My life in 3 Minutes
I’m a Global Nomad – born in Taiwan to Taiwanese parents, grew up in Japan, went to a Catholic international school, and now attending Santa Clara University in the heart of Silicon Valley.
My life never really started until I made the single biggest decision that has turned my life upside down – dropping out of high school. I was suffering from anxiety and depression, and I had no motivation or sense of purpose in my life. After leaving school, I tried all kinds of jobs and hobbies that interested me.
Dropping out of school marked the beginning of the most challenging, yet rewarding chapter of my life. I was exposed to all kinds of challenges that I had not been exposed to yet: learning to speak Japanese in a professional manner, cold calling hundreds of businesses in a day, and selling all kinds of things from phones, clothes, to real estates. Among all of the challenges, the biggest one was going to job interviews and trying to convince people to give me a job, while they stared at my resume – which only had one line under “Education.” On the job, I desperately learned and devoted myself to becoming at least 1% better everyday. Being a drop-out meant that I had to improve faster and perform better than anyone else. I learned how to cold-call and make appointments; how to sell things and retain customers; how to design the layout of a store to optimize customer experience and sales; how to take beautiful photographs; how to allocate time and people to different tasks efficiently, and the importance of communication beyond verbal. To me, being out of school was like going to a different school – one where I could study whatever subjects that I wanted, when I wanted, and be rewarded for it. I became intrigued by human behavior, the decision-making process, and how that is influenced by things like interaction, experience, design, color scheme, and atmosphere. By dropping out of school, I fell in love with learning. The more I learned, the more curious I became.

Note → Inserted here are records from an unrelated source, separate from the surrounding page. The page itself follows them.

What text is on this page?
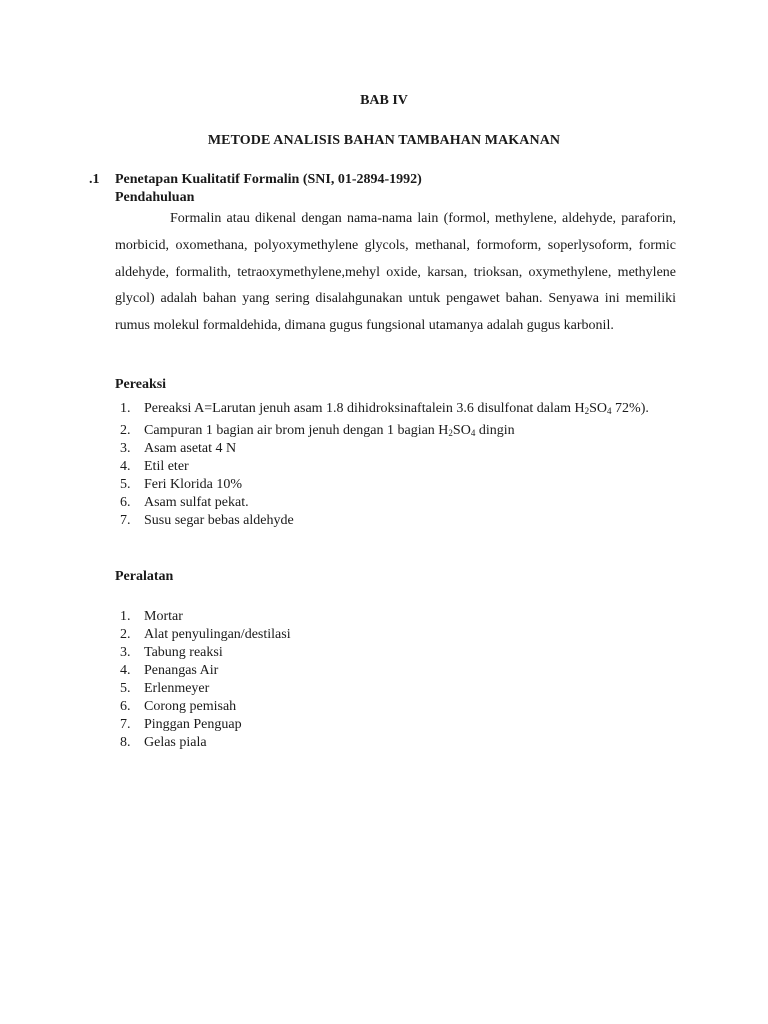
BAB IV
METODE ANALISIS BAHAN TAMBAHAN MAKANAN
.1 Penetapan Kualitatif Formalin (SNI, 01-2894-1992)
Pendahuluan
Formalin atau dikenal dengan nama-nama lain (formol, methylene, aldehyde, paraforin, morbicid, oxomethana, polyoxymethylene glycols, methanal, formoform, soperlysoform, formic aldehyde, formalith, tetraoxymethylene,mehyl oxide, karsan, trioksan, oxymethylene, methylene glycol) adalah bahan yang sering disalahgunakan untuk pengawet bahan. Senyawa ini memiliki rumus molekul formaldehida, dimana gugus fungsional utamanya adalah gugus karbonil.
Pereaksi
1. Pereaksi A=Larutan jenuh asam 1.8 dihidroksinaftalein 3.6 disulfonat dalam $H_2SO_4$ 72%).
2. Campuran 1 bagian air brom jenuh dengan 1 bagian $H_2SO_4$ dingin
3. Asam asetat 4 N
4. Etil eter
5. Feri Klorida 10%
6. Asam sulfat pekat.
7. Susu segar bebas aldehyde
Peralatan
1. Mortar
2. Alat penyulingan/destilasi
3. Tabung reaksi
4. Penangas Air
5. Erlenmeyer
6. Corong pemisah
7. Pinggan Penguap
8. Gelas piala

Around this time, I picked up photography as a hobby – which has now turned into one of my passions. What I like about photography is that it’s about people. When I got bored of shooting photos in my area and decided to look for new places to go, I realized that it’s difficult to google places if you don’t know the name of the place, where it’s located, or how it looks. So, becoming a photographer means striking up conversations with strangers, networking with other photographers, as well as traveling and exploring the unknown, which I find beautiful. The thing about photography that has continued to captivate me is that unlike other forms of art, such as sculpture, pottery, painting, or graphic design, photographers don’t really “create” in the sense that they cannot simply move or reshape buildings, objects, or people. The most we can do is to change our perspectives, and utilize only what exists in front of us. This taught me the importance of perspective and perception. Through photography, I learned that “The way we choose to see the world creates the world we see.” At the core, a photograph is just a frozen moment in time. And yet, it has the power to help us mark and remember the precious moments in life, take us back in time, and most of all, make us feel. Photography is about cherishing connections, relationships, diverse perspectives, emotions, and memories. I like that.
Through dropping out of school, I fell in love with learning, was exposed to new challenges, gained confidence and resilience, found passion in photography, became intrigued by the relationship between perception and experience, and technology and design. I still wasn’t sure what I wanted to do with my life, but I was finally able to narrow down my focus: the intersection between technology and design, and how that shapes human experience and perception.
In pursuit of depth and breadth of knowledge, I got my GED, traveled across the Ocean, and moved to San Francisco Bay Area to attend a community college. I am now a Senior at Santa Clara University, majoring in MIS, and studying Data Analytics and UX Design on my own.
Whether in business or photography, I try to see things not as they are, but as what they could be – because the way we choose to see the world creates the world we see.
Thank you for taking the time to read about me!